Anastácia relanceou os olhos, e suas íris esmeralda recaíram novamente sobre o livro. Abriu-o. Folheou-o. Naquelas palavras encontrava o alento que a realidade não oferecia. E que seus pés, impossibilitados de se moverem, não podiam partir em busca.
Somente quando o som de ranger da porta se propagou pelas paredes da sala, Anastácia retornou a realidade. Esboçava um sorriso sereno nos lábios, um ar de quem desperta de um sonho bom e faz uma prece silenciosa para que seja verdade.
Estivera em Roma, na Era em que homens enfrentavam leões para provarem seu amor. E Havia um rapaz: Benjamim Lourenço, o nome dele. Integrava o exercito de Marco Aurélio, um dos melhores cavaleiros, e acabara de regressar de uma guerra sangrenta contra os Germanos.
Agora ele estava indo de encontro à sua secreta e amada Juliett, filha do imperador. Uma paixão proibida, certamente. Mas quando há amor verdadeiro, uma faísca transforma-se em fogaréu intenso num conciso piscar de olhos; e quando menos se espera, já não se ouve mais a voz da razão ou do bom senso, apenas as batidas violentas de um coração aflito de tanta saudade.
Ele cruzou, em passos céleres, a grande multidão que festejava a volta vitoriosa dos cavaleiros de Roma. Havia uma imensa profusão de danças e bebidas; as mulheres felizes por seus maridos terem voltado em paz da guerra. Das que os haviam perdido, entretanto, pouco se lembrava. Mesmo naquele tempo, a alegria da maioria já ofuscava a tristeza dos poucos; dos parcos e opacos eremitas.
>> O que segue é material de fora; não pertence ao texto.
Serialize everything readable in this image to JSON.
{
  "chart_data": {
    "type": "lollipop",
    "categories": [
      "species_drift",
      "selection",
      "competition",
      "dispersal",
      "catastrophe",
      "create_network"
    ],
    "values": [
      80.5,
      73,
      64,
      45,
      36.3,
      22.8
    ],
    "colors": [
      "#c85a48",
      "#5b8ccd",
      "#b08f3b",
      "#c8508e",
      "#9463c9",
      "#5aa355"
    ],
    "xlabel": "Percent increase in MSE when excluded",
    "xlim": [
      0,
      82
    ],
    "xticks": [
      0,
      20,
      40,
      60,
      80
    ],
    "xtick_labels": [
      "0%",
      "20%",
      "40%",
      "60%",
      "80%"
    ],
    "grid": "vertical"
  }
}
Quando Benjamim transpôs os portões, estava a sorrir. Era um homem jovem e bonito, de tez trigueira, olhos negros como a noite que os acobertava quando fugiam para verem, juntos, a lua se posicionar no ponto mais alto do céu. Grande céu. Sendo ele (o céu) tão extenso, como as estrelas não se perdem? Indagava Juliett a si mesma, debruçada na janela, a esperar seu amado e amante, seu guerreiro e herói, ou, somente, seu querido Ben.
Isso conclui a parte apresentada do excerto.